Uma parte do público poderia ser efetivamente beneficiada caso alguma disposição pouco ortodoxa dos comandos pelo cockpit fosse mais "normal", tendo em vista eventuais facilidades proporcionadas para a adaptação de acordo com necessidades e preferências específicas do usuario final, seriam os condutores com alguma deficiência física que prejudique ou até impossibilite total ou parcialmente a operação dos controles de um automóvel na configuração mais usual. Ainda que a ausência de um sistema de direção assistida tanto hidráulica quanto mais recentemente elétrica invariavelmente torne mais desconfortável virar o volante usando apenas uma mão até num carro compacto como por exemplo o Gol quadrado, e o câmbio manual exigisse levar em consideração tanto as trocas de marcha quanto um acionamento para a embreagem, a forma como os principais comandos de um automóvel são dispostas torna mais complexa uma modificação para atender a um contingente maior de usuários mantendo a simplicidade inerente ao câmbio manual. Embora os recentes aumentos na demanda pelo câmbio automático até no Brasil façam parecer que essa seria a solução mais óbvia para todos desde o consumidor generalista até o cadeirante, passando por alguém com lesão grave em um ou ambos os braços que inviabilize usar a alavanca de um câmbio manual com conforto e segurança, uma viabilidade técnica para realocar alguns comandos e até a possibilidade de usar em conjunto com soluções específicas como kits de automatização da embreagem e a favor da adaptabilidade outros acessórios que são mais direcionados à preparação para competições como kits de conversão para seletor de câmbio do tipo sequencial poderia facilitar a implementação de configurações mais convenientes de acordo com as condições de cada motorista.

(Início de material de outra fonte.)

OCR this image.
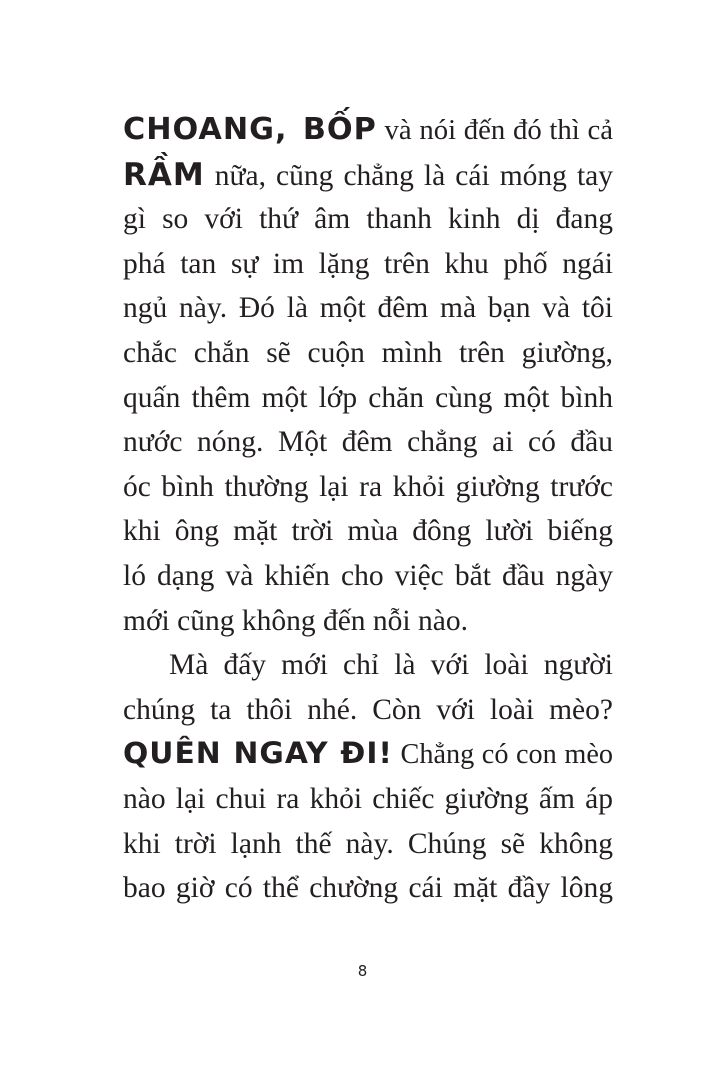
CHOANG, BỐP và nói đến đó thì cả
RẦM nữa, cũng chẳng là cái móng tay
gì so với thứ âm thanh kinh dị đang
phá tan sự im lặng trên khu phố ngái
ngủ này. Đó là một đêm mà bạn và tôi
chắc chắn sẽ cuộn mình trên giường,
quấn thêm một lớp chăn cùng một bình
nước nóng. Một đêm chẳng ai có đầu
óc bình thường lại ra khỏi giường trước
khi ông mặt trời mùa đông lười biếng
ló dạng và khiến cho việc bắt đầu ngày
mới cũng không đến nỗi nào.
Mà đấy mới chỉ là với loài người
chúng ta thôi nhé. Còn với loài mèo?
QUÊN NGAY ĐI! Chẳng có con mèo
nào lại chui ra khỏi chiếc giường ấm áp
khi trời lạnh thế này. Chúng sẽ không
bao giờ có thể chường cái mặt đầy lông
8
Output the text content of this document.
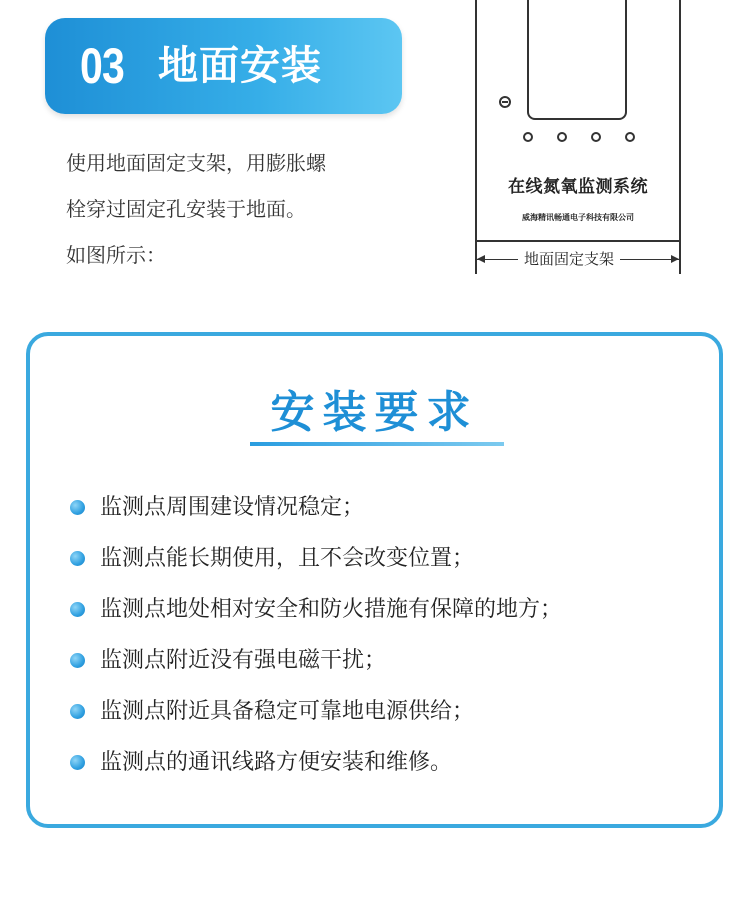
03 地面安装
使用地面固定支架，用膨胀螺
栓穿过固定孔安装于地面。
如图所示：
在线氮氧监测系统
威海精讯畅通电子科技有限公司
地面固定支架
安装要求
监测点周围建设情况稳定；
监测点能长期使用，且不会改变位置；
监测点地处相对安全和防火措施有保障的地方；
监测点附近没有强电磁干扰；
监测点附近具备稳定可靠地电源供给；
监测点的通讯线路方便安装和维修。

Lembrando que o câmbio manual chegou a ter uma prevalência tão forte e aparentemente incontestável no Brasil, a ponto de tornar mais complexas as adaptações necessárias para por exemplo um cadeirante conduzir com segurança e conforto, e a um patamar menor comparado ao câmbio automático a bem da verdade, outro ponto a salientar é o acionamento de uma embreagem automática poder ser suprido pelo vácuo gerado no coletor de admissão em alguns motores a gasolina de concepção mais austera como foi o EA827 "AP" na linha Volkswagen. Método mais comum para os kits de automatização da embreagem que se usavam em veículos adaptados, usando solenóides que podiam ser acionados por sensor de toque e controlados por microprocessadores capazes de proporcionar uma maior progressividade do sistema, é justo supor que uma tecnologia capaz de facilitar alterações específicas no cockpit de veículos de várias categorias seria insuficiente para justificar tal abordagem junto ao público generalista por conta de uma incompatibilidade com motores Diesel, que chegaram a ser oferecidos no exterior até em modelos como o Volkswagen Polo Classic argentino trazido ao Brasil somente com o motor AP 1.8 a gasolina e alguns raros exemplares com motor 1.0 de 16 válvulas. Curiosamente o Polo Classic chegou a ter oferecida no México e na Europa a opção pelo câmbio automático, e somente com os motores a gasolina, e apesar de ser tecnicamente compatível com motores Diesel estava longe de ser uma prioridade diante de um perfil mais austero dos adeptos desse tipo de motorização em veículos compactos durante o ciclo de produção do Polo Classic que foi de '95 a 2002 na Europa e de '96 a 2009 na Argentina abrangendo a importação ao Brasil entre '96 e 2002.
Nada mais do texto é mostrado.